聽到警方給出的消息,荊荷頓時有些懵:“你是說,他死了?還是逃逸了?”
“對不起,我們暫時無法得出結論,畢竟車廂殘骸裏並沒有發現屍體,監控視頻也沒有拍下事故後他從車裏爬出的畫麵,一切都還在調查中。”
“能讓我看一下監控嗎?”
對於荊荷的要求,民警表現出為難,荊荷急忙解釋:“我怕他逃逸後會威脅到我的人身安全,我想確定一下,給自己一個安心。”
“好,請跟我來。”
民警帶荊荷去查看當天的監控錄像,從事故前一分鍾,一直看到事故車輛燃燒後十分鍾為止。
全程車門沒有打開過,雖然安全氣囊擋住了駕駛者的臉,但前一個路口拍攝下的畫麵能確定車內駕駛者就是秋燁廷本人。
但荊荷還是有些不安,再度向民警確認。
“他平時出門不是有司機嗎?為什麽這天是自己開車?”
“據嫌疑人的助理稱,嫌疑人在出事前幾天突然像安排後事一般將大大小小事物都吩咐妥當,仿佛是提前知道自己會出事一般。”
民警告知的這一消息頓時讓荊荷毛骨悚然起來。
秋燁廷這到底是為了自首而做的準備,還是為了逃脫製裁而玩的金蟬脫殼?
荊荷想起曾經看過的一些影視劇裏,那些偷龍轉鳳的替身橋段,頓時腦洞大開,開始懷疑車內的人隻是一個替身。
“那輛麵包車有疑點嗎?”
“這個我們還在調查中,還請女士耐心等待。”
見問不出更多的信息,荊荷隻好點點頭,不再作聲。
倒是民警對她剛才的一些言行表示好奇:“荊女士,在您之前做的筆錄中,您說您和嫌疑人並不熟,您是怎麽知道他平時出門都有司機的?”
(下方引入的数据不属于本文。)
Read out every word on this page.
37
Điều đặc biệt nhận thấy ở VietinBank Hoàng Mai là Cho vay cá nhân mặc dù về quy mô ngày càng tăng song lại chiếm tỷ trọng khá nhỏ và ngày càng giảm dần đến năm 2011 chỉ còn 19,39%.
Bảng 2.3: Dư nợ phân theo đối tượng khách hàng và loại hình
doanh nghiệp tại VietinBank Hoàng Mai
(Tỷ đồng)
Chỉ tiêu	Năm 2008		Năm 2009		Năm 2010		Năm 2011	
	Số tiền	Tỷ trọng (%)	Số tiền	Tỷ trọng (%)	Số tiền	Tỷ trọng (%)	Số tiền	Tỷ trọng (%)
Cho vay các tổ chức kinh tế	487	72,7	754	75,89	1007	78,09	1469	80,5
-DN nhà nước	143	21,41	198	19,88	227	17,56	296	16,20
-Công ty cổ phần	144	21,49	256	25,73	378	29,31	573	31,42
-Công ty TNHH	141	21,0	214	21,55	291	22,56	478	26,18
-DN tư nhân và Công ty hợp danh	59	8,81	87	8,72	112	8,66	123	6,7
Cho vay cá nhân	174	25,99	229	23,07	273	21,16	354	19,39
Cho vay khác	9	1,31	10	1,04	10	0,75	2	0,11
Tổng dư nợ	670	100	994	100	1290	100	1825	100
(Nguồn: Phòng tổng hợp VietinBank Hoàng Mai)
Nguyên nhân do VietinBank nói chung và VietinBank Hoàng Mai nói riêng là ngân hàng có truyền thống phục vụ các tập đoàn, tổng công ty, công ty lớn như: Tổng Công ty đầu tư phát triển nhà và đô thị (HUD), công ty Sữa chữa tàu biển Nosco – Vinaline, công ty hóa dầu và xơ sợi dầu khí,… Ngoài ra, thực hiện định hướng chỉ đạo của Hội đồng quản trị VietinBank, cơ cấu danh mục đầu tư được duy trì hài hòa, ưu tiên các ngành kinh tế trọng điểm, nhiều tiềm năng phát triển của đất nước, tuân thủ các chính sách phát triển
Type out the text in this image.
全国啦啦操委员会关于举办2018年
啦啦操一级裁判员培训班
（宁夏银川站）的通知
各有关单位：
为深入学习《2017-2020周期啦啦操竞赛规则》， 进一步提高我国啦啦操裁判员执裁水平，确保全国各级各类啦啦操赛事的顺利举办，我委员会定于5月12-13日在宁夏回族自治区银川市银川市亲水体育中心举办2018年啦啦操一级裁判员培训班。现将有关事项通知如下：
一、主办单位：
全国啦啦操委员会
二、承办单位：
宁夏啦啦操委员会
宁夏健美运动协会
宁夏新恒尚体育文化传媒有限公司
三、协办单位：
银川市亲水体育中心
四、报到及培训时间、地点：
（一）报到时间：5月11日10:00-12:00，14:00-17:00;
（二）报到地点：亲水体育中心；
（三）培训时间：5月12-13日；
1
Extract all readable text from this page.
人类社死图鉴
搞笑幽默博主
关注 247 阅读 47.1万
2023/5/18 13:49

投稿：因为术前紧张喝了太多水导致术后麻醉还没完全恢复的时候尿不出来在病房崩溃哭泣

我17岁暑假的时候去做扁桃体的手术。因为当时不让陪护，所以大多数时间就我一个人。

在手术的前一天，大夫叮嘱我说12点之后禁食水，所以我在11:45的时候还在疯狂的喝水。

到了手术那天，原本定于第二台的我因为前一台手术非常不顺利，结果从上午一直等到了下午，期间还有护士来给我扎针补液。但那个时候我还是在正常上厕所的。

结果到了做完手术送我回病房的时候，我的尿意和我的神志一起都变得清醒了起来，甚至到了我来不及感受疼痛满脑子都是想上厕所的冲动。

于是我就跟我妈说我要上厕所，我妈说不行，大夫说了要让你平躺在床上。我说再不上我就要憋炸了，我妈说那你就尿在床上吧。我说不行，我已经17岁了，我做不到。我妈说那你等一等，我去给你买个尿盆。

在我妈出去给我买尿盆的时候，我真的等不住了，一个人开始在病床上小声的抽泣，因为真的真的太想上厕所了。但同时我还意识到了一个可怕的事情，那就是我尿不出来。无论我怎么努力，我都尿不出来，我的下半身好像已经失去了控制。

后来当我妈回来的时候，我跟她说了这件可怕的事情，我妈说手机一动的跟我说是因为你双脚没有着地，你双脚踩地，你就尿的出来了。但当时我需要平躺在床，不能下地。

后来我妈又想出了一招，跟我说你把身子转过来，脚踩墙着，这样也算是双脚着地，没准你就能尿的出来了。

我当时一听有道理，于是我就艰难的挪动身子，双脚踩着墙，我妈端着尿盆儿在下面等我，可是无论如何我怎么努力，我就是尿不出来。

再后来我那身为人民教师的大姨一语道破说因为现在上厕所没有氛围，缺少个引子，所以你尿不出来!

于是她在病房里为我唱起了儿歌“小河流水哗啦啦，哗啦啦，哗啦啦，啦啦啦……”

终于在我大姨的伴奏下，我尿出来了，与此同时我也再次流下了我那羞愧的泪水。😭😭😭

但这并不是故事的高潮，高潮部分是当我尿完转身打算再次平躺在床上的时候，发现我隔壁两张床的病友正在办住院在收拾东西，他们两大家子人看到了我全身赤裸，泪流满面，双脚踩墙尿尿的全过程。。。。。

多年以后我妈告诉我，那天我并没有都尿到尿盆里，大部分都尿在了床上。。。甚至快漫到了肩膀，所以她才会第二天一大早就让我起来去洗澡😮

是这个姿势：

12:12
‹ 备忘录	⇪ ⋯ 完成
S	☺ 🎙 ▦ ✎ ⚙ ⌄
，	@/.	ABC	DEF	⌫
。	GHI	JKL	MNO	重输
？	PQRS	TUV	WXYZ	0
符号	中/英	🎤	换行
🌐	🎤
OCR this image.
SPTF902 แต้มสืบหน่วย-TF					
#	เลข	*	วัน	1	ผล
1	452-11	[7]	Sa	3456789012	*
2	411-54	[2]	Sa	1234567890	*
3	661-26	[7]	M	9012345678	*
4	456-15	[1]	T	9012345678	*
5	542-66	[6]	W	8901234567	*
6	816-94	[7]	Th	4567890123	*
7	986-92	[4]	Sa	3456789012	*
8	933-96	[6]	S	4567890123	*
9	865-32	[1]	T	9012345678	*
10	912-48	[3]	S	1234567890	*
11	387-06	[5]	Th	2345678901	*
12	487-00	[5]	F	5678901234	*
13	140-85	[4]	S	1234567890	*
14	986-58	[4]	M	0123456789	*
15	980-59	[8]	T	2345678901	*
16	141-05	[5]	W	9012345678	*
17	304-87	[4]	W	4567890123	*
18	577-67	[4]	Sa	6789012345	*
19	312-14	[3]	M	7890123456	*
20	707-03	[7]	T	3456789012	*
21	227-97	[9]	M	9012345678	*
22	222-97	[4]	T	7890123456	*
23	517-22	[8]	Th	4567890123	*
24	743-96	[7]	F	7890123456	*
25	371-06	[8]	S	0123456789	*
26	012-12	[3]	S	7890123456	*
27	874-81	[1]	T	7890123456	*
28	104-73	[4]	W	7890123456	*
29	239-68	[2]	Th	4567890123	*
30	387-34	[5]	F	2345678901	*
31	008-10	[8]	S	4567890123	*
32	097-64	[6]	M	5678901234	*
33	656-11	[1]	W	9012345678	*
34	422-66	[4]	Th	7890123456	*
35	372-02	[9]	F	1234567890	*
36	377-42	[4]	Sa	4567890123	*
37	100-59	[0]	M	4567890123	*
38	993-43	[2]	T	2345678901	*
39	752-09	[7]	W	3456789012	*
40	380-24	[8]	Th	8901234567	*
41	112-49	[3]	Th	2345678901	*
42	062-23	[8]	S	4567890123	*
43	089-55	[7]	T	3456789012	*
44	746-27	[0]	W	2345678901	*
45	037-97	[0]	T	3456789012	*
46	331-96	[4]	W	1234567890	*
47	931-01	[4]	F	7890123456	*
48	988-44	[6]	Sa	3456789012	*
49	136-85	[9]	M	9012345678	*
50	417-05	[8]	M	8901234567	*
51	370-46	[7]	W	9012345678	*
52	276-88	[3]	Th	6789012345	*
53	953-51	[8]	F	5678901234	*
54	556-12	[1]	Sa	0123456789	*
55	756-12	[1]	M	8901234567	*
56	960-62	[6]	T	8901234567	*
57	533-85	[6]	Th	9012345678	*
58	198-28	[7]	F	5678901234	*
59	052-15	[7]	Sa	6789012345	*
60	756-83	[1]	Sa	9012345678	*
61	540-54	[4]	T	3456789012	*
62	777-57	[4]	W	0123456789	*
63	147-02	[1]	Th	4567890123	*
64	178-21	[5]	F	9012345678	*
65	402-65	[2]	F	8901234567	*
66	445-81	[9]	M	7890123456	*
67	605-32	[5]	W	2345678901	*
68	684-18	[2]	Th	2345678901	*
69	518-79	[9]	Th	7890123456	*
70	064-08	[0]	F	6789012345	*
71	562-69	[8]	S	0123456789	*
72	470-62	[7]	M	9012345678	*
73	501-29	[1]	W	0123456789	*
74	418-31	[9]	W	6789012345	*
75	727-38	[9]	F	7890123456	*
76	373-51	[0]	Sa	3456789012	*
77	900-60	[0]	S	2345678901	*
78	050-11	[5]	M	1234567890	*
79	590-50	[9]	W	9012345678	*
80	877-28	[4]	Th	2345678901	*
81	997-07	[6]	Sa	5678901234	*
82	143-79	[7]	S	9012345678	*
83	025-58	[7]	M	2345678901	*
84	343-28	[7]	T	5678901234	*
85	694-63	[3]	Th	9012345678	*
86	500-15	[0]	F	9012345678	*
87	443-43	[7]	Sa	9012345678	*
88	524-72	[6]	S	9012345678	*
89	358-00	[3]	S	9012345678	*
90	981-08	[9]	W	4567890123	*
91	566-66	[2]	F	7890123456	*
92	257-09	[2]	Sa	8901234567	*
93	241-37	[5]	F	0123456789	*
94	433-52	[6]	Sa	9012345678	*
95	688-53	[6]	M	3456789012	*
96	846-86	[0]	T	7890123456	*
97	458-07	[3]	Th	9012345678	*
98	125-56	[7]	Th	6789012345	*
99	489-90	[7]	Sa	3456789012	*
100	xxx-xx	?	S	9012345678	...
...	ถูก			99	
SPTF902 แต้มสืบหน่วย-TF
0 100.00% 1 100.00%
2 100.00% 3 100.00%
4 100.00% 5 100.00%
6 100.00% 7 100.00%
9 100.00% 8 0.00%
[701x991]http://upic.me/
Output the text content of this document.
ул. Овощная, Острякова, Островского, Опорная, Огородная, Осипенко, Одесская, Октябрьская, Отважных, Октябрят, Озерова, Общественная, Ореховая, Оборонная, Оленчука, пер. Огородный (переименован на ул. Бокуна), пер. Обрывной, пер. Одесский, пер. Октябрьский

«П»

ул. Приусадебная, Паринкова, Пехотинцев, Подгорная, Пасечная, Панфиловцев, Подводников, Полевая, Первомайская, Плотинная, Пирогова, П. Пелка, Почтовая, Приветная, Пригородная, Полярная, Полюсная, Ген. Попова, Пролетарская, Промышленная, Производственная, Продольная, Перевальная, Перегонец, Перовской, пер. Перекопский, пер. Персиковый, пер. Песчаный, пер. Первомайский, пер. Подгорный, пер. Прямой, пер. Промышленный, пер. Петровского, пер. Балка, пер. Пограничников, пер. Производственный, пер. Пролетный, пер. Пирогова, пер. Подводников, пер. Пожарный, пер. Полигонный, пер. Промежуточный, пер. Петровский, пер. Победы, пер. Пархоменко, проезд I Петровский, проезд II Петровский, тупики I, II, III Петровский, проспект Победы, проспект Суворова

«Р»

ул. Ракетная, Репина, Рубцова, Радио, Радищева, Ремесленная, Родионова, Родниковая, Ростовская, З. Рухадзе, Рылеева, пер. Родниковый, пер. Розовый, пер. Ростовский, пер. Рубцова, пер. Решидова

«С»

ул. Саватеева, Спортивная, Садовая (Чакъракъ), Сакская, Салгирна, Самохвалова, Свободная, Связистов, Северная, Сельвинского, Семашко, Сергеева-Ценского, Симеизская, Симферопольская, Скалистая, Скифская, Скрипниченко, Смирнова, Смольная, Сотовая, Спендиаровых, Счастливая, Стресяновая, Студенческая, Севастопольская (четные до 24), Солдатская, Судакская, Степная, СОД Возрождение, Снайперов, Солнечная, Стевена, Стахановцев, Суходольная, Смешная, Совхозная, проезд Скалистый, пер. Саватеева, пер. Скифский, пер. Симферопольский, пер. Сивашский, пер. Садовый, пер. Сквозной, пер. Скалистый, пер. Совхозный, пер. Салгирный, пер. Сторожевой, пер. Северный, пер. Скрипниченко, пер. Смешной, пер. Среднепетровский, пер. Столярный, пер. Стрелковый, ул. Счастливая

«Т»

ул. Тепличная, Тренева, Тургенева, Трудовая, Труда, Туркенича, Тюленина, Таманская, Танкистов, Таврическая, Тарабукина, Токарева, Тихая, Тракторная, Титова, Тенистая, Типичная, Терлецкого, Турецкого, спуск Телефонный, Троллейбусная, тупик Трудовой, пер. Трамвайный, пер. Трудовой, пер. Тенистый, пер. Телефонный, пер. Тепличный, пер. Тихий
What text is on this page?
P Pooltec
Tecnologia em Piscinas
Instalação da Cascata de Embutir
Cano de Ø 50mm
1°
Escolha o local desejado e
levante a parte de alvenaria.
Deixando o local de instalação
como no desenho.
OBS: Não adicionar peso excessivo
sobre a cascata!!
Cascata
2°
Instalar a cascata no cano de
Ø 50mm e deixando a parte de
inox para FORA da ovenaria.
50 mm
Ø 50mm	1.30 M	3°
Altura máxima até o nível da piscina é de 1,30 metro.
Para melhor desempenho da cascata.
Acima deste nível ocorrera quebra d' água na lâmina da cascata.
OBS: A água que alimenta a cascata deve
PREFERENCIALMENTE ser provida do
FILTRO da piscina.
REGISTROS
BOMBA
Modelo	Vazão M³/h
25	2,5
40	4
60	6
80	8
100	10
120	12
見荊荷霎時變了表情,民警笑了笑,“別緊張,您如實告知就行。”
“他後來有兩次出現在我麵前,都是有專門的司機,我下意識的就認為他一直都是帶司機出門的……”
觀察完荊荷的神情,民警點了點頭,“好的,我知道了,您對案件還有其他疑問嗎?”
荊荷搖了搖頭,這次談話算是基本結束。
走到大廳時,荊荷腦子還是懵懵的,有些魂不守舍,直到被孫陸抱入懷裏,她才有種從虛空回到現實的安心感。